Monday, Jun. 30, 1941

The Onrush

A polite and icy command from the State Department ordered closed all Italian consulates in the U. S. A diplomatic prelude was at an end. Within a week in swift moves and countermoves the U.S. had frozen German and Italian funds, ordered all Axis consuls out of the country, clamped down on Nazi propaganda agencies, and barricaded its borders against German and Italian travelers trying to get out or in. In retaliation Germany and Italy closed U.S. consulates in most of Europe and blocked U.S. funds. Caught in the onrush of this diplomatic war were thousands of Germans, Italians, and U.S. citizens, here and abroad--innocents and conspirators.

With the freezing of Axis funds in the U.S., the German-American Bund, Axis propagandists, many an agent of espionage suddenly found no funds. Banks stopped withdrawals from any accounts that gave off the faintest Axis whiff. Also hit by the order were many an irreproachable corporation, foreign interest, alien shopkeeper, citizen. Shocked and shaken was Mrs. Abby Morrison Ricker, Manhattan socialite, daughter and granddaughter of bank presidents, who awoke one morning to discover that checks she had written were bouncing. She had returned a month ago from a two-and-a-half-year stay in Italy, had forgotten to tell her bank that she no longer had an Italian address.
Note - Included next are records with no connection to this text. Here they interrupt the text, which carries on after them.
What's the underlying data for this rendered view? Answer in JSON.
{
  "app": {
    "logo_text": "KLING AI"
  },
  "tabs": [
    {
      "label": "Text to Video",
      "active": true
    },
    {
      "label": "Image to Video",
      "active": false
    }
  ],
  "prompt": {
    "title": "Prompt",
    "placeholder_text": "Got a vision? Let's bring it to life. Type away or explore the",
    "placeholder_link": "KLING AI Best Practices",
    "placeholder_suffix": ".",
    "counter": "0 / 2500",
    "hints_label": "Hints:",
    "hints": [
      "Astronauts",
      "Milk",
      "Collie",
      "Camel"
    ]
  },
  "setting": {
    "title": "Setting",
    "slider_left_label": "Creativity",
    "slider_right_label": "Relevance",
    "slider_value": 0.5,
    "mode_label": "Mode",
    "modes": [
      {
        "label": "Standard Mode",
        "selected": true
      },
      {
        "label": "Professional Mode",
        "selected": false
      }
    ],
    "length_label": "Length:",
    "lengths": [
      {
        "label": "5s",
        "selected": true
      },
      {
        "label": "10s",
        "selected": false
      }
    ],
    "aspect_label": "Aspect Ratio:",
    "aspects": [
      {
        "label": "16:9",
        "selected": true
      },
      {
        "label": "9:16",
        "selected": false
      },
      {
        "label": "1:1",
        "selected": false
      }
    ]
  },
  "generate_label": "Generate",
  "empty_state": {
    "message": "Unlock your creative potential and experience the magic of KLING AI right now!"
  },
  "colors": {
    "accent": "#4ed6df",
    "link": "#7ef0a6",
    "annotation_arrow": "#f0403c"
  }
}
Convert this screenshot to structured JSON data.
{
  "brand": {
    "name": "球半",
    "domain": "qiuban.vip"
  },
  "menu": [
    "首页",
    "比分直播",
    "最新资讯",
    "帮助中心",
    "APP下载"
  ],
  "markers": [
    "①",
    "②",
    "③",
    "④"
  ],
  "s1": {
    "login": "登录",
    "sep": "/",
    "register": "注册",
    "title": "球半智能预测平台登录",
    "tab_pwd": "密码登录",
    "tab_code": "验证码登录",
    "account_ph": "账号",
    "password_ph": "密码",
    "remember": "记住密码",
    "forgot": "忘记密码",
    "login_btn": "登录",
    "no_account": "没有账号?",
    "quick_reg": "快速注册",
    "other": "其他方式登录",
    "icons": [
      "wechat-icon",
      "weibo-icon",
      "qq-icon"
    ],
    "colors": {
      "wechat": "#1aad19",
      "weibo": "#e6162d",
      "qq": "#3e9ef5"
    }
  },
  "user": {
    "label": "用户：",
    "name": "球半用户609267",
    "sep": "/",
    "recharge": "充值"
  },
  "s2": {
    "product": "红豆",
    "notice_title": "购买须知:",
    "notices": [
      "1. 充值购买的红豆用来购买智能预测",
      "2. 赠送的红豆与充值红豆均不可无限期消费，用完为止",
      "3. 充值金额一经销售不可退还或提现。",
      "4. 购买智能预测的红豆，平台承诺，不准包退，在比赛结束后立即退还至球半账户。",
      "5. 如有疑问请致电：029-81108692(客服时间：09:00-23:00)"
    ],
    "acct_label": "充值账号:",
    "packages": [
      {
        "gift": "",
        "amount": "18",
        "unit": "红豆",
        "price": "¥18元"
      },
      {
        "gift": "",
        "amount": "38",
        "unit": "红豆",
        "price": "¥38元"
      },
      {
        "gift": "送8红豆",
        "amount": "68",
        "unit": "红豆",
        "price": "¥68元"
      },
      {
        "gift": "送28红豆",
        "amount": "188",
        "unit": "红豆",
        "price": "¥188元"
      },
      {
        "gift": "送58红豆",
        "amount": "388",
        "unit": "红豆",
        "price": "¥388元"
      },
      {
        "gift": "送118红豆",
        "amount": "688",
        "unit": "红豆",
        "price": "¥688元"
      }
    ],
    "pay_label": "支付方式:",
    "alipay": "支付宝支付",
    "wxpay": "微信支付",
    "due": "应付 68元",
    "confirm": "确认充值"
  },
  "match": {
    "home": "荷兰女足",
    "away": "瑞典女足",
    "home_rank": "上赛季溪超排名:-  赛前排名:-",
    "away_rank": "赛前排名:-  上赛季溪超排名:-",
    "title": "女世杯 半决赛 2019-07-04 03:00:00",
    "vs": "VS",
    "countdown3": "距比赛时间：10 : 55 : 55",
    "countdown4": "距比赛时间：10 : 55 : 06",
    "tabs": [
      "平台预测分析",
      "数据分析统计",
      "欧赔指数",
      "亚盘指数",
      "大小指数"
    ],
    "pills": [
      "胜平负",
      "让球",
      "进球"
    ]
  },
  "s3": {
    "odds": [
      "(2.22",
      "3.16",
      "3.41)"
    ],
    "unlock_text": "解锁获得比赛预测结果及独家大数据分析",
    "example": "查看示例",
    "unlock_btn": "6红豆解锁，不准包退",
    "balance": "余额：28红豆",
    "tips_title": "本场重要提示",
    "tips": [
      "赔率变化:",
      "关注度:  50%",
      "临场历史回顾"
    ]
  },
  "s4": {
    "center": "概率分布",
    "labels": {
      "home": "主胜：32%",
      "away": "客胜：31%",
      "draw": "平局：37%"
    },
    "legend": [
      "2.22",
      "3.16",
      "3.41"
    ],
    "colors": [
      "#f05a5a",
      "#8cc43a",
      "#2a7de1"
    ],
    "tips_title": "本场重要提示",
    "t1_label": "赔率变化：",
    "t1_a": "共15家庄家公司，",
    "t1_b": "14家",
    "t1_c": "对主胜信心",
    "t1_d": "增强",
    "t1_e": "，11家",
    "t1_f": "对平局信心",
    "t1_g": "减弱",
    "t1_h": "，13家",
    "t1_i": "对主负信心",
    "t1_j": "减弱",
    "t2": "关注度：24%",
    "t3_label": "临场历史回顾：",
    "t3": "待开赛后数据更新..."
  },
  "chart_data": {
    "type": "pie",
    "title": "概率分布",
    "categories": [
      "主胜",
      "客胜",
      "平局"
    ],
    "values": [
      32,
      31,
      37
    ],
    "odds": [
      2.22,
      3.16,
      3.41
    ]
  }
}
Some 330,000 German nationals found U.S. borders closed to any exodus. The State Department had no intention of allowing Nazis to filter into Mexico and South America and operate from there against the U.S. Furthermore, they might come in handy as hostages to guarantee the safety of U.S. nationals in Europe.

Up & down the U.S., Axis consuls and employes frantically packed, burned and destroyed their documents. Deadline for some 300 Nazis to vacate their offices was July 10 ; for 105 Italians, July 15. How they would be sent home had not yet been announced, but they would probably be loaded on ships, guaranteed safe passage. A good bet was that they would not be permitted to shove off until U.S. citizens on the other side of the Atlantic had done likewise.

Closing of the 31 U.S. consulates in Europe severed the last thread by which U.S. businessmen kept some contact with an estimated $1,327,000,000 worth of holdings in Axis-controlled countries. Now hopeless were Jews who still hoped to flee from Germany to the U.S., for closed consulates give out no visas. Furthermore, in its new, hard-boiled foreign policy the U.S. was frowning heavily upon any more immigration, had dusted off an old order that visas should not be issued to any European refugees who were leaving close relatives behind them in Germany. Possible reason: such people would be too vulnerable to Nazi pressure, might be forced into espionage or subversive activity.

In a suite at the Waldorf-Astoria in Manhattan, handsome Dr. Hans Thomsen, German Charge d'Affaires, sadly puffed a cigar, remarked to reporters: "It is not the first time that this has happened and things just take their course." Dr. Thomsen had not yet been invited to leave Washington; the final break in U.S.-Nazi diplomatic relations had not yet been made. But they were badly cracked.